Non-Internalized Lessons

July 30th, 2021 by Potato

It’s been a hard slog for mental health this last year. Tough on physical health, too.

Err… year and a half. Damn.

Anyway, it just never seems to end.

There are some things we can do to help cope better, of course. They’re not panaceas, but they can help at least a little. The thing is, I have never managed to internalize those lessons.

Some pretty basic things can help with mood and energy levels: if I do some exercise, if I eat some fresh fruit, and I do it consistently, I’ll start to feel a little better in about 2 weeks. I’ve done enough tests with getting into a depressive funk where I don’t do those things and then forcing myself to do them again and it helps (not a full cure, but helpful).

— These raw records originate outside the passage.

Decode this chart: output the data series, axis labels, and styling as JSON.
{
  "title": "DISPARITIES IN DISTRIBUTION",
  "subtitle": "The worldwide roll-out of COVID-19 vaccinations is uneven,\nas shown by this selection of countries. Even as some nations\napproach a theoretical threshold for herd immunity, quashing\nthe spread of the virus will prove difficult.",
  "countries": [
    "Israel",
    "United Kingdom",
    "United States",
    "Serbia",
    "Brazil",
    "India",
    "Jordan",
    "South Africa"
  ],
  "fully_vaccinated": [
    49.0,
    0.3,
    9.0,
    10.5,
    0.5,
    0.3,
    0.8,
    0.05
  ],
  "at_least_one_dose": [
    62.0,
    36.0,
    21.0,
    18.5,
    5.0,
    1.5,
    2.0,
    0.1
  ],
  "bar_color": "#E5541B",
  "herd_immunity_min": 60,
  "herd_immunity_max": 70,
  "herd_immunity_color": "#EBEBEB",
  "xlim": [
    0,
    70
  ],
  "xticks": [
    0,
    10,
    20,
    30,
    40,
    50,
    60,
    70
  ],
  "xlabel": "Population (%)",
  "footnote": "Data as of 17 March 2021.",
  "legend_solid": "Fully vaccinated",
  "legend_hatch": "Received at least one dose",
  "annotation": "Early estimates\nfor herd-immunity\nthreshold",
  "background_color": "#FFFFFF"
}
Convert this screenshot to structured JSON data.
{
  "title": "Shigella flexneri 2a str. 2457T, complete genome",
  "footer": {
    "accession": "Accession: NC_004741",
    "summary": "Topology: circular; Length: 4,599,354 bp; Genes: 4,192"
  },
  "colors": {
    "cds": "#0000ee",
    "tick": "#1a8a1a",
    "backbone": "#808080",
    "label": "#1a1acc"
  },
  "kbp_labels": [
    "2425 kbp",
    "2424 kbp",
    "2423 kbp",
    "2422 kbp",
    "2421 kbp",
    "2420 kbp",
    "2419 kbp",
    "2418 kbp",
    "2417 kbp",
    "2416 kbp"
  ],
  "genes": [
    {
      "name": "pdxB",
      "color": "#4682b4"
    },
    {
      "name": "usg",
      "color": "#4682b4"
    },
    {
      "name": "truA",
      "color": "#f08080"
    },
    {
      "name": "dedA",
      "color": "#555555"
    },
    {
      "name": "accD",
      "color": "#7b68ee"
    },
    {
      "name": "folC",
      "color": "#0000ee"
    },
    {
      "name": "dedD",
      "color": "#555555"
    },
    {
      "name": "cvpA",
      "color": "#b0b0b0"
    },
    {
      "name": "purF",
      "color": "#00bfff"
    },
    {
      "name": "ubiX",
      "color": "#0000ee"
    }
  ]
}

So I try, every day, to at least go for a walk and it’s such an easy sounding thing to do and yet so hard. The eating is even harder — pandemic baking and potato chips have done a real number on my diet, but I consciously work in at least one piece of fresh fruit.

Then someone posted this meme of a determined/upset-looking bald eagle and that has become my new slogan. “I’m going on a stupid walk for my stupid mental and physical health. See you in an hour.” and I repeat it each night.

It’s still not a habit, and it’s still not an internalized lesson — I very much consciously get up and go for that walk (and repeat my refrain about my stupid mental and physical health). Maybe one day I’ll be one of those people who jumps out of bed and then exercises before staring the day, though that has always sounded just terrible to me. I also have to try to remember the gremlin rule: no snacking after midnight (I mean, no snacking ever would be even more effective but it’s not as cute and super-hard).

Am I feeling better now that it’s been a few months of semi-consistent bare minimum self-care? I don’t know, I guess, a little.

I think there was also something about sleep? Crap, forgot about that one.

Anyway, I think because the effects are so delayed I never learn that lesson. I don’t often feel energized after exercising, I feel tired and sweaty — but after a few weeks of doing it every day, I do feel more energized. But such a long stimulus-response delay keeps me from internalizing that message, and without that constant conscious effort, I quickly slip back into slothful inaction.

I can of course relate that back to investing: there are lots of lessons that aren’t easily internalized and we have to keep reminding ourselves of. Market timing and adding complexity are two that immediately spring to mind, especially in the current age of meme stonks and bubble warnings.